• Carte géographique

     

     

     

     

    Comparé en son temps à une toile d’araignée, le curieux graphisme du revers des ailes du papillon d’Araschnia levana (Lép. Nymphalidé) lui a valu son nom de genre1 . Les partisans d’une ressemblance avec un figuré géographique lui ont attribué l’étonnant nom vernaculaire de Carte géographique. Ce papillon de jour est la plus petite des Vanesses européennes. Son envergure n’excède pas 30 à 40 mm, là ou d’autres, tel le Morio (Nymphalis antiopa), avoisinent le double. L’espèce est généralement localisée, mais souvent commune là où elle vit.

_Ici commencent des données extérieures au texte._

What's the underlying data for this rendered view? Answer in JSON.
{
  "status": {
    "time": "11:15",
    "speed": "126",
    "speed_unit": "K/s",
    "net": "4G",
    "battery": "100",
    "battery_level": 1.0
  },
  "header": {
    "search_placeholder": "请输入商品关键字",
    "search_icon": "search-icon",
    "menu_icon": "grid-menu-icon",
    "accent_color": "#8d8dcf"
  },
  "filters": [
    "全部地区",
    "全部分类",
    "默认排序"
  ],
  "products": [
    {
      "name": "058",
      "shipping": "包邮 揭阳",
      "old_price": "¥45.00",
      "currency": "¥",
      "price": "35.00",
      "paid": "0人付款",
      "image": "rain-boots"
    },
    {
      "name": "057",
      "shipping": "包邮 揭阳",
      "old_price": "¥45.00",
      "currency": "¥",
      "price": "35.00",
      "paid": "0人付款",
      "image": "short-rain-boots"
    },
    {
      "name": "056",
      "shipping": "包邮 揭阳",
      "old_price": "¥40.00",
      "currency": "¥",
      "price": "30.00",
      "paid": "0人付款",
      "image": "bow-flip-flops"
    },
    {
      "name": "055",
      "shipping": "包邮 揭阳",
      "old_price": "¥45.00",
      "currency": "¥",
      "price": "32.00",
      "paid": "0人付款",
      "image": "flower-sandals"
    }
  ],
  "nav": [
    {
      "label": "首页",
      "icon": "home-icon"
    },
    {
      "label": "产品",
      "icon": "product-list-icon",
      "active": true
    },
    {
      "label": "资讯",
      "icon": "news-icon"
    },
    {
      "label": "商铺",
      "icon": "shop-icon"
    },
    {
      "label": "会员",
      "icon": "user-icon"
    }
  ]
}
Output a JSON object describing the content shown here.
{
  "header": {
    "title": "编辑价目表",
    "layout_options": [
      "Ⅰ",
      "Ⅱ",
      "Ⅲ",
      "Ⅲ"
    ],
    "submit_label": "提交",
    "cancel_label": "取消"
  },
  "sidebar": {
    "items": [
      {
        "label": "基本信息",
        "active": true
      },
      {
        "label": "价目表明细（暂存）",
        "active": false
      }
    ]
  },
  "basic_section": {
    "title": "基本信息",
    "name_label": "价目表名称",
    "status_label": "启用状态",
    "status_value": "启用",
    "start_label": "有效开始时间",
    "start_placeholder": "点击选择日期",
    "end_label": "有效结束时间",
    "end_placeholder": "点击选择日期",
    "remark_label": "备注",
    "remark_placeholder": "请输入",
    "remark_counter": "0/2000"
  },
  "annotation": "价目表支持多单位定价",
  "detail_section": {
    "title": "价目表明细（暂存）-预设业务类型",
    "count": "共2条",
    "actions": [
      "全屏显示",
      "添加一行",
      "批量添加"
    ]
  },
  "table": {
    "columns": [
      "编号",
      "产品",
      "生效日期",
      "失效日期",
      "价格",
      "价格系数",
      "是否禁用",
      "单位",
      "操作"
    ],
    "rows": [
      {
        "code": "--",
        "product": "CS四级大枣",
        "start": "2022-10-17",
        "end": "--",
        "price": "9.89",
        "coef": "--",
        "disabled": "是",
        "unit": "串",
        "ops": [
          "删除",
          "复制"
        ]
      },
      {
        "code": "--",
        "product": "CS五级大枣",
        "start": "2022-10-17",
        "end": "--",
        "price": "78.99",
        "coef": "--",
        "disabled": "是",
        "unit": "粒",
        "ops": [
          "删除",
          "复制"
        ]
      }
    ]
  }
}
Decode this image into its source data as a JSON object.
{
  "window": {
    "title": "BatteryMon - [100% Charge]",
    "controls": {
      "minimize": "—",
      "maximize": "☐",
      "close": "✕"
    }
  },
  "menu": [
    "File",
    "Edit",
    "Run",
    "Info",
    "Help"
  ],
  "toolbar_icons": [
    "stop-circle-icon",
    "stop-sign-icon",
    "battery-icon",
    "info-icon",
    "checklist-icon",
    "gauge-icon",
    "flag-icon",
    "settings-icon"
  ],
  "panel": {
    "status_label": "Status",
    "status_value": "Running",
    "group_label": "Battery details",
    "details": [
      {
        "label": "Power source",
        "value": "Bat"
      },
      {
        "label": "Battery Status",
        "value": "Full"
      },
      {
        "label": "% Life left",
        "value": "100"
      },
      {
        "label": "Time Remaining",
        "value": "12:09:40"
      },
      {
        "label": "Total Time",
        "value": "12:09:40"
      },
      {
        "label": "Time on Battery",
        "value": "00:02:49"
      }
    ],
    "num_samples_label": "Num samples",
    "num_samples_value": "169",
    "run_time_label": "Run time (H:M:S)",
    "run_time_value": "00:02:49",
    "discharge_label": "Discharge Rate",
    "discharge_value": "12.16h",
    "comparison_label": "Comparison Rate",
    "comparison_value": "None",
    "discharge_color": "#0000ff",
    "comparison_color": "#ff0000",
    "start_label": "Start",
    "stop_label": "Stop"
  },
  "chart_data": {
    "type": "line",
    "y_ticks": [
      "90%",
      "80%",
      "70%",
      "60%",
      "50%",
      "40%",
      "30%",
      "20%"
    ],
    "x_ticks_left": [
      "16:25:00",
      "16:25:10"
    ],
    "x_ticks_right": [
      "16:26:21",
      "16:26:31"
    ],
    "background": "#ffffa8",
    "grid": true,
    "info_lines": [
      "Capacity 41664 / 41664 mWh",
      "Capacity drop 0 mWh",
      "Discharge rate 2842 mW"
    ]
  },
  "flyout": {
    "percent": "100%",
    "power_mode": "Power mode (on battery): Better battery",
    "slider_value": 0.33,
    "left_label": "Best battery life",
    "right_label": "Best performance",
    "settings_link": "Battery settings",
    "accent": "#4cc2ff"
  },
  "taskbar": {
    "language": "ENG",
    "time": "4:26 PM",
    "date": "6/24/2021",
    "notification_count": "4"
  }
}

Depuis quelques décennies ce papillon est en très nette extension, en Europe comme en France, fait suffisamment rare pour être souligné. Il progresse tout au long des cours d’eau, y compris de simples ruisseaux, où il trouve les prairies plus ou moins mouillées qu’il affectionne, et les orties pour le « pain quotidien » de ses chenilles. La grande originalité de l’espèce est d’avoir 2 formes du papillon, cas extrême de dimorphisme saisonnier. Linné en fut trompé, qui a décrit 2 espèces. Issue de chrysalides hivernantes, les adultes de la génération vernale (= d’hiver) apparaîssent en mai-juin et sont de couleur fauve. Ils engendrent une seconde génération dont les papillons sont quasiment noirs (forme « prorsa2 ») et volent de la mi-juillet à fi n août. La descendance de cette seconde génération est normalement destinée à hiverner, mais une partie des chrysalides peut éclore prématuré-ment, quand les conditions climatiques le permettent. Au sein de cette troisième génération, semblable à la seconde, peuvent apparaître de peu fréquentes formes individuelles (dites « porrima »), dont la coloration est intermédiaire entre les phases vernale et estivale.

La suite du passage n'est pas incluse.